Nós te cantamos Maria, humilde serva do sim, mãe da nossa liberdade, rainha da nossa vitória!

 
Ilustração:
“Anunciação do anjo a Maria”, de Orazio Gentileschi, Galeria Sabauda, Turim.

terça-feira, 24 de março de 2015

Eu sou lá de cima! (Jo 8,23)

Haveis de procurar-me diz Jesus aos fariseus, haveis de procurar-me e não me encontrareis, morrereis nos vossos pecados.
Porque eu sou lá de cima, eu não sou deste mundo, vou partir.
Quando levantardes o Filho do homem sabereis verdadeiramente que Eu Sou, porque Aquele que me enviou está comigo.
Sabemos Senhor que és lá de cima, que não és deste nosso mundo.
Sabemos que és um Deus escondido, na nossa carne ocultaste a tua divindade, para vencer a morte e nos resgatar da sua mão.
Sabemos que te fizeste homem para que te encontrássemos, porque sem te encontrar morreremos nos nossos pecados.
E buscamos-te Senhor, buscamos encontrar-te, com os olhos postos no chão buscamos a tua presença, no pó da terra procuramos ver-te.
Mas tu vives lá em cima, no alto, para onde temos dificuldade em olhar.
O sol cega-nos, cansa-nos, faz-nos desviar o olhar, tal é o seu brilho, a sua luz.
E então não vemos, ou quando vislumbramos o que vemos não queremos ver.
O teu alto é a cruz, na qual o teu corpo ferido está exposto ao nosso olhar.
É na cruz que te elevas, que regressas ao Pai que te enviou, mas onde permaneces para o nosso olhar cansado.
A cruz é o sinal da tua presença oculta e visível entre nós, é o lugar da busca e do encontro.
Senhor, que os meus olhos se elevem, e na cegueira da luz divina e do corpo desfigurado te encontrem.
 
Ilustração:
“Jesus é elevado na cruz”, de Charles Le Brun, Museu de Belas Artes de Troyes.
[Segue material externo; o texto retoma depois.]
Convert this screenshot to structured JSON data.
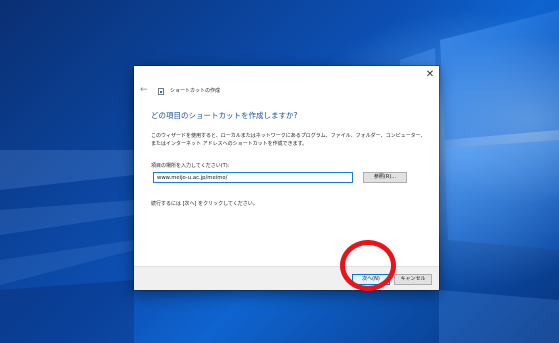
{
  "window": {
    "title": "ショートカットの作成",
    "close_glyph": "✕",
    "back_glyph": "←"
  },
  "main": {
    "heading": "どの項目のショートカットを作成しますか?",
    "description": "このウィザードを使用すると、ローカルまたはネットワークにあるプログラム、ファイル、フォルダー、コンピューター、またはインターネット アドレスへのショートカットを作成できます。",
    "location_label": "項目の場所を入力してください(T):",
    "location_value": "www.meijo-u.ac.jp/meimo/",
    "browse_label": "参照(R)...",
    "hint": "続行するには [次へ] をクリックしてください。"
  },
  "footer": {
    "next_label": "次へ(N)",
    "cancel_label": "キャンセル"
  },
  "colors": {
    "heading": "#1a4fa3",
    "highlight": "#e8141a",
    "accent_border": "#0078d7"
  },
  "icons": [
    "close-icon",
    "back-arrow-icon",
    "shortcut-icon"
  ]
}
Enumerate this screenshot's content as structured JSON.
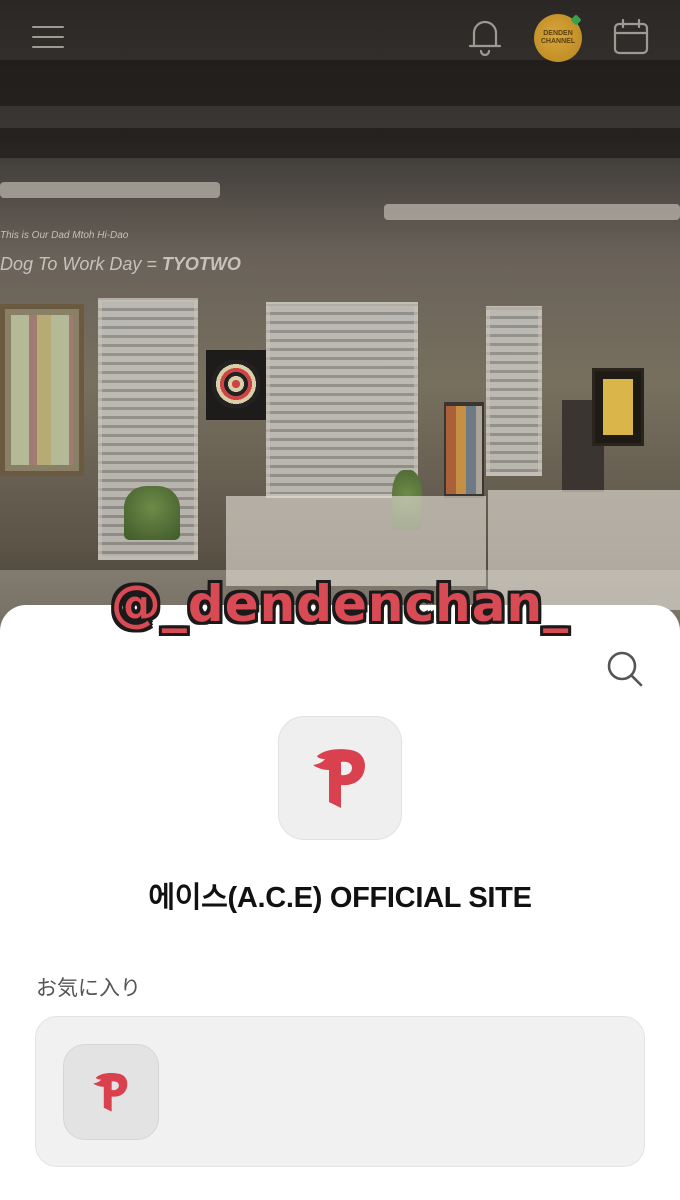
{
  "header": {
    "menu_icon": "hamburger-menu-icon",
    "notification_icon": "bell-icon",
    "profile": {
      "avatar_text": "DENDEN CHANNEL",
      "color": "#c9962b"
    },
    "calendar_icon": "calendar-icon"
  },
  "hero": {
    "wall_text_line1": "Dog To Work Day =",
    "wall_text_brand": "TYOTWO"
  },
  "watermark": {
    "text": "@_dendenchan_",
    "color": "#d84a54"
  },
  "sheet": {
    "search_icon": "search-icon",
    "app_logo": {
      "icon": "p-brand-logo-icon",
      "color": "#d9414f"
    },
    "site_title": "에이스(A.C.E) OFFICIAL SITE",
    "favorites": {
      "label": "お気に入り",
      "items": [
        {
          "icon": "p-brand-logo-icon"
        }
      ]
    }
  }
}
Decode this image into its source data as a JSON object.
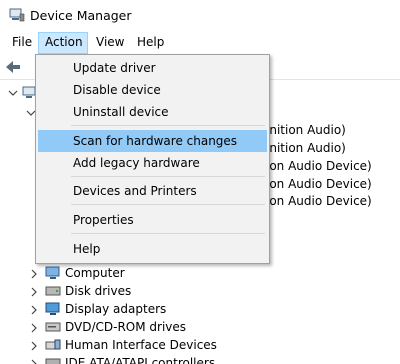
{
  "window": {
    "title": "Device Manager",
    "icon": "device-manager-icon"
  },
  "menubar": {
    "items": [
      "File",
      "Action",
      "View",
      "Help"
    ],
    "active": "Action"
  },
  "context_menu": {
    "items": [
      "Update driver",
      "Disable device",
      "Uninstall device",
      "Scan for hardware changes",
      "Add legacy hardware",
      "Devices and Printers",
      "Properties",
      "Help"
    ],
    "highlighted": "Scan for hardware changes"
  },
  "tree": {
    "obscured_rows": [
      "inition Audio)",
      "inition Audio)",
      "ion Audio Device)",
      "ion Audio Device)",
      "ion Audio Device)"
    ],
    "categories": [
      "Computer",
      "Disk drives",
      "Display adapters",
      "DVD/CD-ROM drives",
      "Human Interface Devices",
      "IDE ATA/ATAPI controllers"
    ]
  },
  "colors": {
    "menu_active": "#cce8ff",
    "ctx_highlight": "#91c9f7",
    "ctx_bg": "#f2f2f2"
  }
}
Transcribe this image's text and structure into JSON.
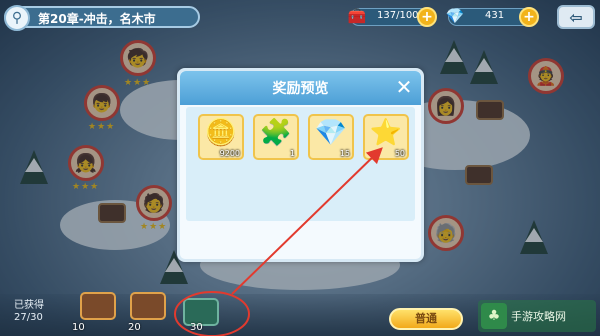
{
  "top_bar": {
    "chapter_title": "第20章-冲击，名木市",
    "stamina": "137/100",
    "gems": "431",
    "back_icon": "back-arrow-icon"
  },
  "modal": {
    "title": "奖励预览",
    "close_icon": "close-icon",
    "rewards": [
      {
        "icon": "gold-coin-icon",
        "count": "9200"
      },
      {
        "icon": "puzzle-piece-icon",
        "count": "1"
      },
      {
        "icon": "crystal-icon",
        "count": "15"
      },
      {
        "icon": "star-icon",
        "count": "50"
      }
    ]
  },
  "bottom_bar": {
    "obtained_label": "已获得",
    "obtained_value": "27/30",
    "chests": [
      {
        "count": "10"
      },
      {
        "count": "20"
      },
      {
        "count": "30"
      }
    ],
    "difficulty_button": "普通"
  },
  "watermark": {
    "text": "手游攻略网"
  },
  "colors": {
    "modal_header": "#4d9fd6",
    "reward_bg": "#fbe8a6",
    "annotation": "#e23a2e",
    "gold_button": "#f2a91a"
  }
}
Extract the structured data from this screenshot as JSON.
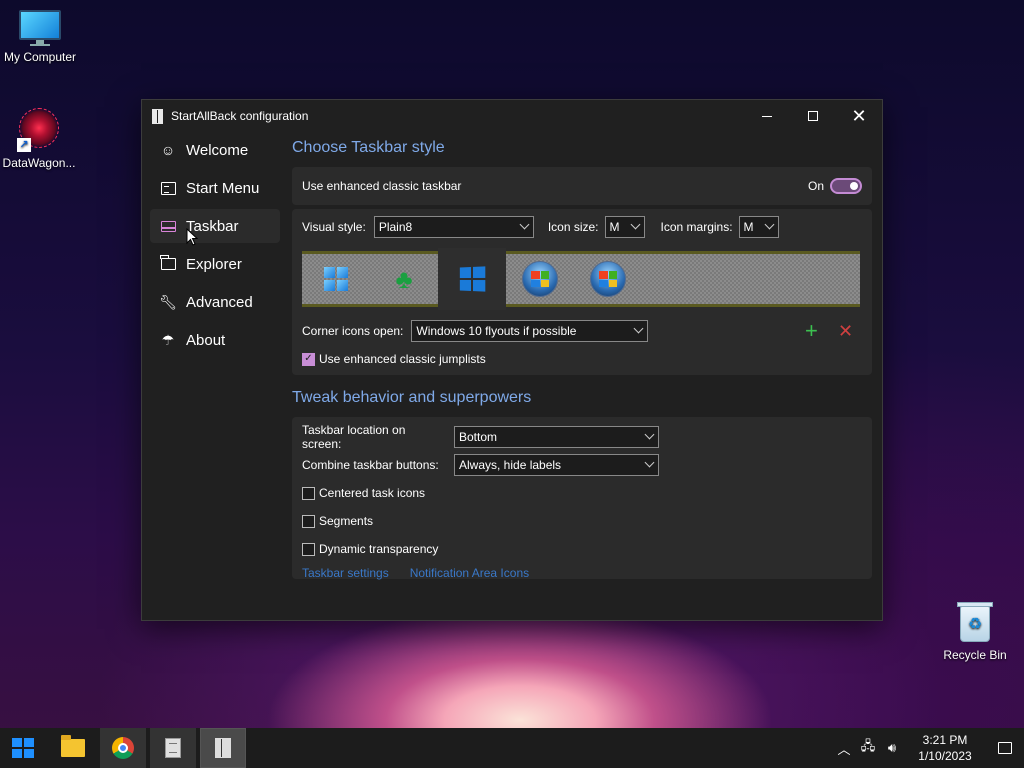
{
  "desktop": {
    "icons": [
      {
        "label": "My Computer"
      },
      {
        "label": "DataWagon..."
      },
      {
        "label": "Recycle Bin"
      }
    ]
  },
  "window": {
    "title": "StartAllBack configuration",
    "sidebar": {
      "items": [
        {
          "label": "Welcome",
          "icon": "smile-icon"
        },
        {
          "label": "Start Menu",
          "icon": "start-menu-icon"
        },
        {
          "label": "Taskbar",
          "icon": "taskbar-icon",
          "active": true
        },
        {
          "label": "Explorer",
          "icon": "folder-icon"
        },
        {
          "label": "Advanced",
          "icon": "wrench-icon"
        },
        {
          "label": "About",
          "icon": "umbrella-icon"
        }
      ]
    },
    "style_section": {
      "title": "Choose Taskbar style",
      "enhanced_label": "Use enhanced classic taskbar",
      "toggle_state_label": "On",
      "visual_style_label": "Visual style:",
      "visual_style_value": "Plain8",
      "icon_size_label": "Icon size:",
      "icon_size_value": "M",
      "icon_margins_label": "Icon margins:",
      "icon_margins_value": "M",
      "styles": [
        "windows-11-logo",
        "clover-logo",
        "windows-10-logo",
        "windows-7-orb",
        "windows-vista-orb"
      ],
      "selected_style_index": 2,
      "corner_icons_label": "Corner icons open:",
      "corner_icons_value": "Windows 10 flyouts if possible",
      "jumplists_label": "Use enhanced classic jumplists",
      "jumplists_checked": true
    },
    "behavior_section": {
      "title": "Tweak behavior and superpowers",
      "location_label": "Taskbar location on screen:",
      "location_value": "Bottom",
      "combine_label": "Combine taskbar buttons:",
      "combine_value": "Always, hide labels",
      "centered_label": "Centered task icons",
      "segments_label": "Segments",
      "dynamic_label": "Dynamic transparency",
      "link_taskbar_settings": "Taskbar settings",
      "link_notification_icons": "Notification Area Icons"
    }
  },
  "taskbar": {
    "clock_time": "3:21 PM",
    "clock_date": "1/10/2023"
  },
  "colors": {
    "accent": "#c88ed6",
    "section_title": "#7fa9e8",
    "link": "#3a78c8"
  }
}
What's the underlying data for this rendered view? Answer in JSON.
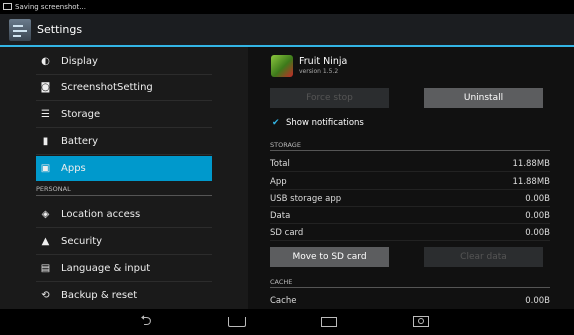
{
  "status_bar": {
    "notification": "Saving screenshot..."
  },
  "action_bar": {
    "title": "Settings"
  },
  "sidebar": {
    "items_top": [
      {
        "label": "Display",
        "icon": "brightness-icon"
      },
      {
        "label": "ScreenshotSetting",
        "icon": "camera-icon"
      },
      {
        "label": "Storage",
        "icon": "storage-icon"
      },
      {
        "label": "Battery",
        "icon": "battery-icon"
      },
      {
        "label": "Apps",
        "icon": "apps-icon",
        "selected": true
      }
    ],
    "section_personal": "PERSONAL",
    "items_personal": [
      {
        "label": "Location access",
        "icon": "location-icon"
      },
      {
        "label": "Security",
        "icon": "lock-icon"
      },
      {
        "label": "Language & input",
        "icon": "keyboard-icon"
      },
      {
        "label": "Backup & reset",
        "icon": "backup-icon"
      }
    ]
  },
  "app_info": {
    "name": "Fruit Ninja",
    "version": "version 1.5.2",
    "force_stop_label": "Force stop",
    "uninstall_label": "Uninstall",
    "show_notifications_label": "Show notifications",
    "show_notifications_checked": true,
    "storage_header": "STORAGE",
    "storage_rows": [
      {
        "label": "Total",
        "value": "11.88MB"
      },
      {
        "label": "App",
        "value": "11.88MB"
      },
      {
        "label": "USB storage app",
        "value": "0.00B"
      },
      {
        "label": "Data",
        "value": "0.00B"
      },
      {
        "label": "SD card",
        "value": "0.00B"
      }
    ],
    "move_to_sd_label": "Move to SD card",
    "clear_data_label": "Clear data",
    "cache_header": "CACHE",
    "cache_rows": [
      {
        "label": "Cache",
        "value": "0.00B"
      }
    ]
  },
  "navigation": {
    "buttons": [
      "back-icon",
      "home-icon",
      "recent-apps-icon",
      "screenshot-icon"
    ]
  },
  "colors": {
    "accent": "#33b5e5",
    "selected_bg": "#0099cc",
    "checkbox": "#33b5e5"
  }
}
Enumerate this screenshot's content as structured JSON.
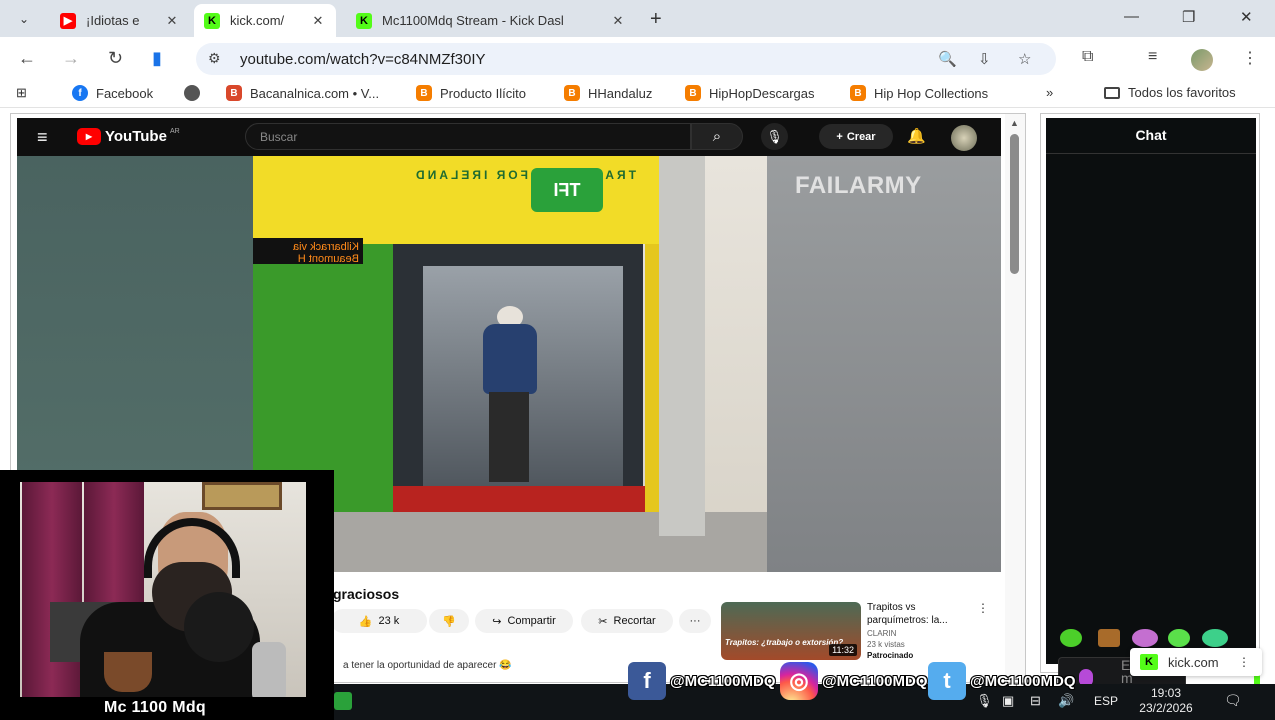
{
  "browser": {
    "tabs": [
      {
        "label": "¡Idiotas e",
        "favicon": "youtube-icon",
        "active": false
      },
      {
        "label": "kick.com/",
        "favicon": "kick-icon",
        "active": true
      },
      {
        "label": "Mc1100Mdq Stream - Kick Dasl",
        "favicon": "kick-icon",
        "active": false
      }
    ],
    "close_glyph": "✕",
    "url": "youtube.com/watch?v=c84NMZf30IY",
    "bookmarks": [
      {
        "label": "Facebook",
        "icon": "facebook-icon"
      },
      {
        "label": "Bacanalnica.com • V...",
        "icon": "bacanalnica-icon"
      },
      {
        "label": "Producto Ilícito",
        "icon": "blogger-icon"
      },
      {
        "label": "HHandaluz",
        "icon": "blogger-icon"
      },
      {
        "label": "HipHopDescargas",
        "icon": "blogger-icon"
      },
      {
        "label": "Hip Hop Collections",
        "icon": "blogger-icon"
      }
    ],
    "all_bookmarks_label": "Todos los favoritos"
  },
  "youtube": {
    "logo_text": "YouTube",
    "logo_region": "AR",
    "search_placeholder": "Buscar",
    "create_label": "Crear",
    "video_watermark": "FAILARMY",
    "scene_transport_text": "TRANSPORT FOR IRELAND",
    "scene_logo_text": "TFI",
    "scene_destination": "Kilbarrack via Beaumont H",
    "video_title": "graciosos",
    "like_count": "23 k",
    "share_label": "Compartir",
    "clip_label": "Recortar",
    "description_snippet": "a tener la oportunidad de aparecer 😂",
    "recommendation": {
      "title": "Trapitos vs parquímetros: la...",
      "channel": "CLARIN",
      "views": "23 k vistas",
      "sponsored": "Patrocinado",
      "duration": "11:32",
      "thumb_caption": "Trapitos: ¿trabajo o extorsión?"
    }
  },
  "chat": {
    "title": "Chat",
    "input_placeholder": "Enviar un m",
    "kick_label": "kick.com",
    "accent": "#53fc18"
  },
  "stream_overlay": {
    "streamer_name": "Mc 1100 Mdq",
    "social": [
      {
        "network": "facebook",
        "handle": "@MC1100MDQ"
      },
      {
        "network": "instagram",
        "handle": "@MC1100MDQ"
      },
      {
        "network": "twitter",
        "handle": "@MC1100MDQ"
      }
    ]
  },
  "taskbar": {
    "language": "ESP",
    "time": "19:03",
    "date": "23/2/2026"
  }
}
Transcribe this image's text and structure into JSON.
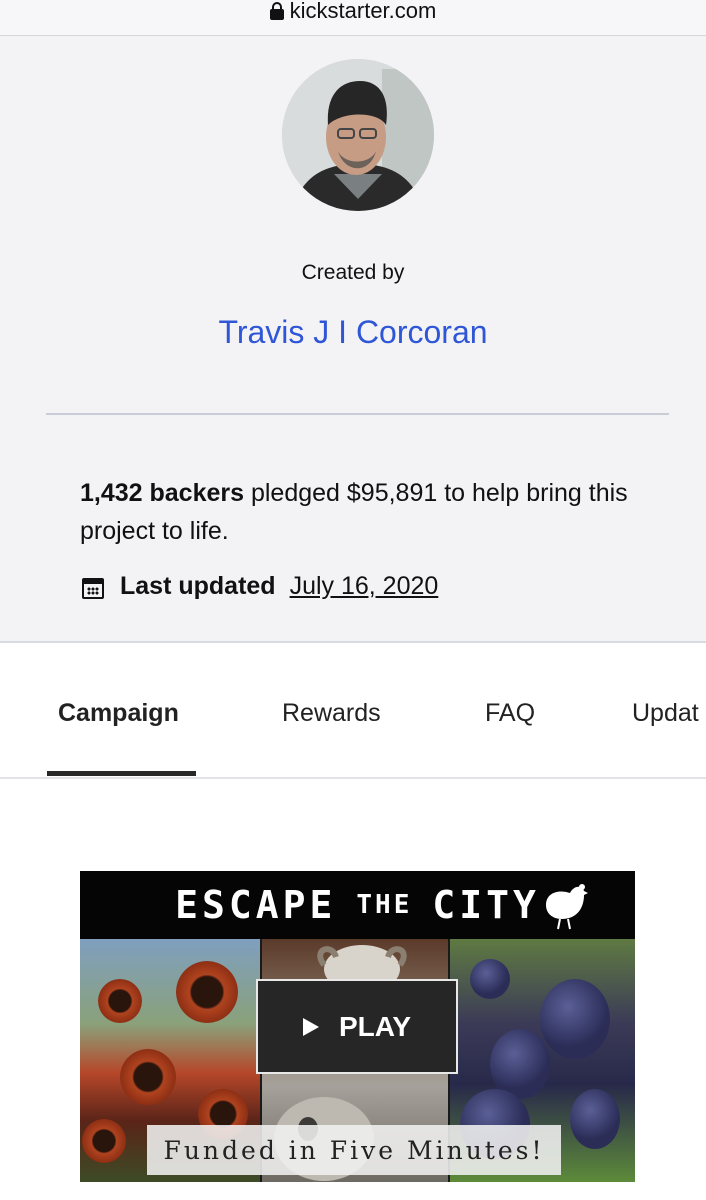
{
  "browser": {
    "url": "kickstarter.com"
  },
  "creator": {
    "created_by_label": "Created by",
    "name": "Travis J I Corcoran",
    "backers": "1,432 backers",
    "pledge_text": " pledged $95,891 to help bring this project to life.",
    "last_updated_label": "Last updated",
    "last_updated_date": "July 16, 2020"
  },
  "tabs": [
    {
      "label": "Campaign",
      "active": true
    },
    {
      "label": "Rewards"
    },
    {
      "label": "FAQ"
    },
    {
      "label": "Updat"
    }
  ],
  "video": {
    "title_main1": "ESCAPE",
    "title_small": "THE",
    "title_main2": "CITY",
    "play_label": "PLAY",
    "caption": "Funded in Five Minutes!"
  },
  "colors": {
    "link": "#2f56d6",
    "creator_bg": "#f3f3f6"
  },
  "icons": [
    "lock-icon",
    "calendar-icon",
    "play-icon",
    "hen-icon"
  ]
}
segunda-feira, 23 de março de 2015

E tu que dizes? (Jo 8,5)

No Evangelho de São João apresentam a Jesus uma mulher apanhada em adultério. Os escribas e os fariseus, que trazem a mulher até Jesus, justificam-se com a Lei, a mulher foi apanhada em flagrante delito e a lei manda apedrejar tais mulheres até à morte.
Contudo, há algo mais que está em causa, um outro objectivo; mais que a mulher apanhada em flagrante eles querem apanhar Jesus, e por isso a questão inevitável: e tu que dizes?
Percebe-se imediatamente que os motivos dos fariseus não é a Lei, e o seu cumprimento, o adultério da mulher e a consequente falta à Lei, mas é o ódio a Jesus, o seu desejo de aniquilar aquele homem e mestre que colocava em questão os seus princípios e comportamentos.
Debaixo da aparência, da máscara da fidelidade e do cuidado e amor à Lei, esconde-se a violência do ódio e a mentira da preocupação e do cuidado pela Lei e pelo próximo. Apenas interessa a armadilha a Jesus.
E tu que dizes? E tu? É também e muitas vezes uma pergunta que aflora aos nossos lábios, colocando o outro ou as suas atitudes em questão. Num acesso de puritanismo, tantas vezes hipócrita, colocamos o outro em questão.
Ao compor a sua Regra para a vida comunitária, conhecedor desta problemática e referindo-se à correcção fraterna, Santo Agostinho diz que ela deve ser feita com amor pelo pecador e com ódio ao vício ou mal.
Encontramo-nos assim com um bom critério para os nossos juízos e condenações, para aferir das nossas tantas vezes virtuosas indignações face aos comportamentos dos nossos irmãos. O que me leva a questionar o outro é o amor pelo seu bem?

 
Ilustração:
“Jesus e a mulher adúltera”, de Antonio Molinari, Gemaldegalerie Alte Meister, Kassel.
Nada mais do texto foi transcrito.